名称は昔の宮中の豊明節会(とよあかりのせちえ)にちなんでいます。三十二のクリスタルガラス製のシャンデリアが下げられ、壁面にはつづれ織りの「豊幡雲(とよはたぐも)」(中村岳陵氏原画)の仕上りとなっています。
夕空に五彩の雲がたなびくあざやかな描写は、三年の日時をかけて織り上げた、伝統工芸の技により圧倒的な迫力をみせています。床面は手織段通(杉山寧氏デザイン)が敷きこまれています。広い床面積のため、巾約7メートル、長さ約37メートルの段通が三枚はぎ合わされています。
建具は東西両側に襖、南側が明り障子。襖は本金糸から青金糸にぼかし上げて織った裂地(きれじ)張りで仕上げられています。
「豊明殿」の北側は配膳室、南側と東側と西側は廊下で、東側廊下の中央部が広くとってあり、奏樂室にも使用できます。饗宴の際には、襖をひらいて樂人が奏樂します。
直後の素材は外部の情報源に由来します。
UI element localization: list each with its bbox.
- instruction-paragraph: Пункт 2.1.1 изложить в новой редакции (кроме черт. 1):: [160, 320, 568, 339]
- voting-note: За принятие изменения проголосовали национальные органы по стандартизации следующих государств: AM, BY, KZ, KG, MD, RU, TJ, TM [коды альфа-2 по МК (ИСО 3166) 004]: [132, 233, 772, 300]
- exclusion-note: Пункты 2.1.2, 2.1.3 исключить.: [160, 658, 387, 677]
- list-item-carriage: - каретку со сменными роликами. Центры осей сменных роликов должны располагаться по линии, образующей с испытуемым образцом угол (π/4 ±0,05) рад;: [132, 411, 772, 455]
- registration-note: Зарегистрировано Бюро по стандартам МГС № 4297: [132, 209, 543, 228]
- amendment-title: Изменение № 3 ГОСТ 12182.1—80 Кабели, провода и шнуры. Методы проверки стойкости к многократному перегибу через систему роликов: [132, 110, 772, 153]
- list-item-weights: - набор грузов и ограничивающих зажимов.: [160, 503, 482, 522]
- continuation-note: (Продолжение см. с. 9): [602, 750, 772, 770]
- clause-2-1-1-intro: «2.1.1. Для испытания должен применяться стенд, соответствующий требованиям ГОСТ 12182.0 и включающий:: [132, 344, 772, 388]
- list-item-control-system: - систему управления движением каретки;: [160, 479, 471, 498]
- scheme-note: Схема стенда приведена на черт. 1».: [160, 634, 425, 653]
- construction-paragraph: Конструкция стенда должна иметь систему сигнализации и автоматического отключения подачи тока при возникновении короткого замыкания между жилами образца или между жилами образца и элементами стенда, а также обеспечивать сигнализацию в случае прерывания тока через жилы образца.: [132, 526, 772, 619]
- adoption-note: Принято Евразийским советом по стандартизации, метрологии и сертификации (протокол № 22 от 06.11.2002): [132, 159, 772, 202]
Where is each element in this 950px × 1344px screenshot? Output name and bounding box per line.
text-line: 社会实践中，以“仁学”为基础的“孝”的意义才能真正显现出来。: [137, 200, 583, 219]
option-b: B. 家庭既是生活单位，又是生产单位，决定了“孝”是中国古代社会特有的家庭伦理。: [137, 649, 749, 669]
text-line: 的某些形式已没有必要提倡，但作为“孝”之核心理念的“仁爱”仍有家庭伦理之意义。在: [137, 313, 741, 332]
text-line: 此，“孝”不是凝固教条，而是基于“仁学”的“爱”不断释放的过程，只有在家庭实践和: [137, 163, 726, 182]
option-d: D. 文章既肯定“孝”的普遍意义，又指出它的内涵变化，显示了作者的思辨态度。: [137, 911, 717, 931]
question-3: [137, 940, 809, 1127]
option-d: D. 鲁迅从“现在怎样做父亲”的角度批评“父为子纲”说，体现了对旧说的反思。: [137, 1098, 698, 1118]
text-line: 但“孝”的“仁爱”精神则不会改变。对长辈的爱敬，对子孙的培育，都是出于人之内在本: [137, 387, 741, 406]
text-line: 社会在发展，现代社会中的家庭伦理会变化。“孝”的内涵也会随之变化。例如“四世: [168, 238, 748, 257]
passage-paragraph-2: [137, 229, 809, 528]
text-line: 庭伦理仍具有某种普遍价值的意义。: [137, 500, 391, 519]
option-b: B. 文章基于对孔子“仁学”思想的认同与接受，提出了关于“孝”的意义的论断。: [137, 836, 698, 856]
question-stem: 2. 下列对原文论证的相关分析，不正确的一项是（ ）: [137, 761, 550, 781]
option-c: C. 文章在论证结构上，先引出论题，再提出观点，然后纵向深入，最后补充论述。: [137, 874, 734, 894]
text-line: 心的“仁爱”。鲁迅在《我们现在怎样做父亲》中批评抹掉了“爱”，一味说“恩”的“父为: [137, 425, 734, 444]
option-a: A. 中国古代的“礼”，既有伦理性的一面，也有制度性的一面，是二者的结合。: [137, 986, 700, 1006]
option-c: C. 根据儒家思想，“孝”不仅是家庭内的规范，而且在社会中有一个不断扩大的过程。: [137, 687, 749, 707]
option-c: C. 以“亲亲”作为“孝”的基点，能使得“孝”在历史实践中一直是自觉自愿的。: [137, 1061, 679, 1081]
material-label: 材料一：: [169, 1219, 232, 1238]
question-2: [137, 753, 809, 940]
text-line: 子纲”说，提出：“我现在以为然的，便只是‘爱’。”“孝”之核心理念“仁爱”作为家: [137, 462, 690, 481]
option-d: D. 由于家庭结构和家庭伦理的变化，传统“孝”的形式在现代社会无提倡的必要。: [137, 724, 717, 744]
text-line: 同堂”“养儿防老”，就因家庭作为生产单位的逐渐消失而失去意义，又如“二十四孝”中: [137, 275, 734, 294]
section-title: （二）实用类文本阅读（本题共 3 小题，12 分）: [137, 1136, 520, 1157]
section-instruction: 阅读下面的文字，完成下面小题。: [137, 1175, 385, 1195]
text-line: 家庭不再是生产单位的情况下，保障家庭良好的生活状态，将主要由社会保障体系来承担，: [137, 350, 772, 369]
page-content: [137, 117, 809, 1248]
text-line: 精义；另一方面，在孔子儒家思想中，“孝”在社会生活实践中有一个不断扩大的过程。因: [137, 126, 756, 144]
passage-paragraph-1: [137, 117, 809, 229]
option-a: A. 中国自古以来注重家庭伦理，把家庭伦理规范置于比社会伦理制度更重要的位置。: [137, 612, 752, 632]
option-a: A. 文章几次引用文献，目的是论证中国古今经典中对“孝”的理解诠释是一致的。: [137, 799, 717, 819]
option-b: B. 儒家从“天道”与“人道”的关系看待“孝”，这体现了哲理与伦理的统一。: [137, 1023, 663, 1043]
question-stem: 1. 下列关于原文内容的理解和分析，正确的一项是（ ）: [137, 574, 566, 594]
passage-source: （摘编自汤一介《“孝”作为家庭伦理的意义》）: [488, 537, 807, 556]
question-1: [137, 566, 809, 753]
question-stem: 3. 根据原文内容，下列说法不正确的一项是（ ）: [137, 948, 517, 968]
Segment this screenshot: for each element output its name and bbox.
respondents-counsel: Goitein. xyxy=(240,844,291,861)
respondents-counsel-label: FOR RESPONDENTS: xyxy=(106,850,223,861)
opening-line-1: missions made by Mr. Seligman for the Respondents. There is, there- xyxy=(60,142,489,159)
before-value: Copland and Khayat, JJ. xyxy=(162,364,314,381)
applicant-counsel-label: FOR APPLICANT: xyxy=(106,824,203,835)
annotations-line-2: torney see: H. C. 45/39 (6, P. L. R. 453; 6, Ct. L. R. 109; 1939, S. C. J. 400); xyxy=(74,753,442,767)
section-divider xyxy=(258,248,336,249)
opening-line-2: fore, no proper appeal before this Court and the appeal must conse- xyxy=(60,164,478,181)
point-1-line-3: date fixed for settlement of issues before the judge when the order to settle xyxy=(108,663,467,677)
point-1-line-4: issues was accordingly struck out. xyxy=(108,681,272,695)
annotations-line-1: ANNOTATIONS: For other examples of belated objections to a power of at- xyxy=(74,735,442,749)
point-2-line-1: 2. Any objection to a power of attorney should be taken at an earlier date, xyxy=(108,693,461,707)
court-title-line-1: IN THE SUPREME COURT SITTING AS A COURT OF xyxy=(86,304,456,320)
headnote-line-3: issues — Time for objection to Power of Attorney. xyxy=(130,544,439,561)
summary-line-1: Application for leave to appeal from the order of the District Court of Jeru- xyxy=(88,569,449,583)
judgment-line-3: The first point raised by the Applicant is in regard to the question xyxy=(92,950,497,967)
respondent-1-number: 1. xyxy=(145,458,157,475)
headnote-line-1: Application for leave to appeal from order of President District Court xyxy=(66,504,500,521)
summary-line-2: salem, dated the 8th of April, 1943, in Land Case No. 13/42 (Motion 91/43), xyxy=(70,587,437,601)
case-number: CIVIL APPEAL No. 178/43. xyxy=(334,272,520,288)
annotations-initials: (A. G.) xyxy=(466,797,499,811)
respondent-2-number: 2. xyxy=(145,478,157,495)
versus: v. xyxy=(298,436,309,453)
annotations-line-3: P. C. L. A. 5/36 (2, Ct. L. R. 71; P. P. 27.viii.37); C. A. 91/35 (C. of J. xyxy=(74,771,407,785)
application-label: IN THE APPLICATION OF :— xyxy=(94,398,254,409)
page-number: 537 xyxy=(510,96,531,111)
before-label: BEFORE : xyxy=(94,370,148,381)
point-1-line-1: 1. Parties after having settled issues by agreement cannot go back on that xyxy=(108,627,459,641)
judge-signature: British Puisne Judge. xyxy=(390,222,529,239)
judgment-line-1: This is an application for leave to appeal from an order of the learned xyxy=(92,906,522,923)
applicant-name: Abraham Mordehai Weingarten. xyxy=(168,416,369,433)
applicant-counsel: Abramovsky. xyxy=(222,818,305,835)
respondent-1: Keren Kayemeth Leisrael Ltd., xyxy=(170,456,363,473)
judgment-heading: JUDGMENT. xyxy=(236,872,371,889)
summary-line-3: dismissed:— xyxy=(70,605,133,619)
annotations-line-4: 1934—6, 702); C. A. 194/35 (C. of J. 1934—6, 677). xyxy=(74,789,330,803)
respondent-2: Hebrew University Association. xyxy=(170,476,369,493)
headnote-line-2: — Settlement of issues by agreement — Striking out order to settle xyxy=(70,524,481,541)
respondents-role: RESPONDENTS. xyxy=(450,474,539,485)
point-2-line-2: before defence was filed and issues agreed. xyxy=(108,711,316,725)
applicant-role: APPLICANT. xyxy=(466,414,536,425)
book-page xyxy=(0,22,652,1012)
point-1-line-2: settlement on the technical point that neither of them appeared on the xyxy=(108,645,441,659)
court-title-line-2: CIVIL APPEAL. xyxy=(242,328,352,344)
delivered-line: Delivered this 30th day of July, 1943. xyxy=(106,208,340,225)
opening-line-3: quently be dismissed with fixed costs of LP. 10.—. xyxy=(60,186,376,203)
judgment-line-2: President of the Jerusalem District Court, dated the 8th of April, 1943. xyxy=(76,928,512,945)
豊明殿・長和殿・回廊と正殿にとりかこまれた庭は中庭です。京都御所紫宸殿南庭には有名な左近の桜、右近の橘がありますが、ここにはありません。ただ南西隅に白梅、北東隅に紅梅が植えられ、園路のほか一帯は那智産白砂利がしきつめられています。
内閣の組閣が行われるとき、奥の「松の間」で総理大臣は親任式、各大臣は認定式が終わりますと、玄関前の赤いジュウタンで記念撮影を行います。テレビや新聞などで報道されているのがここです。
総理大臣をはじめ主に日本人のお客様が使用される玄関で「北車寄せ」と言います。